И.Д.: Не столько потребление, сколько общую структуру капитализма, когда нам говорят, что побеждает самое сильное, лучшее и прекрасное. При этом происходит постепенная унификация, в рамках которой предлагаются один-два наиболее жизнеспособных сценария, а всё остальное отсекается или маргинализируется.
С.М.: Происходит упрощение, кастрация бытия.
— После всего сказанного: в чём состоит назначение литературы? В принятии своей смертности или преодолении её?
С.М.: Мне кажется, что принятия собственной смертности требует элементарный здравый смысл.
— А что же литература? Виньетка ложной сути?
С.М.: Надо понимать, что нет литературы как таковой. Есть огромное число читателей, которые в определённый момент времени делают паузу и берутся за книгу. Причин для этого очень много. Кто-то через книги познаёт мир и развивает свой ум. Всё-таки человеку с развитым интеллектом гораздо легче живётся: возможность понимать и осознавать даёт некоторую степень свободы. Мы больше не напуганные животные, мечущиеся во тьме, а осмысленно идём через эту темноту наощупь. А то и с зажжённой свечой.
Другие, читая книги, обретают понимание, что помимо одного, понятного и заведомо скучного варианта прожития жизни есть много и они совершенно разные. Можно играть в эту жизнь как в игру, ведь игра — это прекрасный способ отвлечься. И ещё множество вариантов. Литература, особенно художественная, может дать человеку иллюзию разнообразного опыта, гораздо большего, чем он мог получить за всю жизнь. Прожить не одну, а, к примеру, 3785 жизней — не самый плохой результат.
И.Д.: Лично я тут склоняюсь к мнению Роба-Грийе, рассматривавшего литературную работу, как неопределённую и неартикулированную потребность. Иногда литературное действие может включать миллионы читателей и почитателей, иногда одного-двух конкретных референтов, а иногда — никого и ничего.
При этом в преодоление смерти я не верю. На мой взгляд, есть вещи куда страшнее смерти: ощущение невозможности или избыточных возможностей. Для меня осуществление выбора куда страшнее и мучительнее смерти.

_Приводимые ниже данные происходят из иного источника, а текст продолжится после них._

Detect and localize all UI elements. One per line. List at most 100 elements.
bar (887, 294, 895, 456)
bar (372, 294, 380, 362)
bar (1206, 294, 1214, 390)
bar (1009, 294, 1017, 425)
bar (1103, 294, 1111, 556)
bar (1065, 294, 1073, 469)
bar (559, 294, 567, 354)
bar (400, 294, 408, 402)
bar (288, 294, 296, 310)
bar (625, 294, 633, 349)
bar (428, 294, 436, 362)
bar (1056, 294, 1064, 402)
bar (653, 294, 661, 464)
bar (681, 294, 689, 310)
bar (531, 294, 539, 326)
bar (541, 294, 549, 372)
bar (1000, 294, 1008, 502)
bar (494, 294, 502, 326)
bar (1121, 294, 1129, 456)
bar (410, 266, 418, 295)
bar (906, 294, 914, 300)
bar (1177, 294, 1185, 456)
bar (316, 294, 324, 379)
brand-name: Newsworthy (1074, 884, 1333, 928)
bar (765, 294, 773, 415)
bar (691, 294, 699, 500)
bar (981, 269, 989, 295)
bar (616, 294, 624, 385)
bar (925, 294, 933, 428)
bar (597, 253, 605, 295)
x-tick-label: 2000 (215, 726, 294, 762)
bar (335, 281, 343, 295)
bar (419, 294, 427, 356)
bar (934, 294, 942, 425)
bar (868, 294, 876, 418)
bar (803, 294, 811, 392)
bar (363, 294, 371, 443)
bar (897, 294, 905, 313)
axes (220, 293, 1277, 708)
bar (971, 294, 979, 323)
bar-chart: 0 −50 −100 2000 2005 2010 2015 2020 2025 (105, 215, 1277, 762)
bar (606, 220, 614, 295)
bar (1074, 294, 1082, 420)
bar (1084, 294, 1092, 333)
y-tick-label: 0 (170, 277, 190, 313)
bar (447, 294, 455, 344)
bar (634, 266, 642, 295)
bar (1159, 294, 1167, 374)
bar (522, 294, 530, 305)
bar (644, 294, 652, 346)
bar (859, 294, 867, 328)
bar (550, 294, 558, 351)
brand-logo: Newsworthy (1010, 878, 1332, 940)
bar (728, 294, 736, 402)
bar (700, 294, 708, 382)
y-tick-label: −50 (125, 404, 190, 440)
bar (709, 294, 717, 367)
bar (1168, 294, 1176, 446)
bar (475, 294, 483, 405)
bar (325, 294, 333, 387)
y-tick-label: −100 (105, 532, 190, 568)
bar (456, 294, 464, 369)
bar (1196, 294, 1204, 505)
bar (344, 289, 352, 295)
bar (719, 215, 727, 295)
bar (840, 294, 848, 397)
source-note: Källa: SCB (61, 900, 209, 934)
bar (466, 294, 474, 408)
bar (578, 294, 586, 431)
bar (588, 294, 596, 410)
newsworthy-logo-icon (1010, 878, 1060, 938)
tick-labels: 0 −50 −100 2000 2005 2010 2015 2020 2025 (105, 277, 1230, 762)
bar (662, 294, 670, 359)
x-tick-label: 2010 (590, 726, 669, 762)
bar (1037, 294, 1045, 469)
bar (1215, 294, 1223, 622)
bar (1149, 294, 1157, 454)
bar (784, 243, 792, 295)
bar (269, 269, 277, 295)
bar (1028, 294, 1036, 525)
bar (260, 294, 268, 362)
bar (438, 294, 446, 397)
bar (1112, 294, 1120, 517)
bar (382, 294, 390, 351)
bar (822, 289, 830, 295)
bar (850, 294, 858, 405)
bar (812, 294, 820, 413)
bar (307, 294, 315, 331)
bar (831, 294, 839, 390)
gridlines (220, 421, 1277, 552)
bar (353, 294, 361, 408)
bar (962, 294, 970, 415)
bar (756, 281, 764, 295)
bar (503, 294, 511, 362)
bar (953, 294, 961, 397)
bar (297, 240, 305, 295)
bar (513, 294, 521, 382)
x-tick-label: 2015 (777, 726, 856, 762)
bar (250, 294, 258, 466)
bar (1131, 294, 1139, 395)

С.М.: Надо же!.. А для меня выбор — это тяжёлая, но всегда радостная обязанность. Когда я совершаю выбор, я получаю иллюзию власти над миром.
И.Д.: Просто я заранее чувствую себя проигравшим миру.
— Автор хоть в какой-то степени управляет миром?
С.М.: Для меня безусловно да. У автора несомненно есть иллюзия управления миром. Если ему нужна эта иллюзия.
И.Д.: На мой взгляд, миром, даже своим частным миром, управлять невозможно. А смириться с этим, возможно, помогает литература.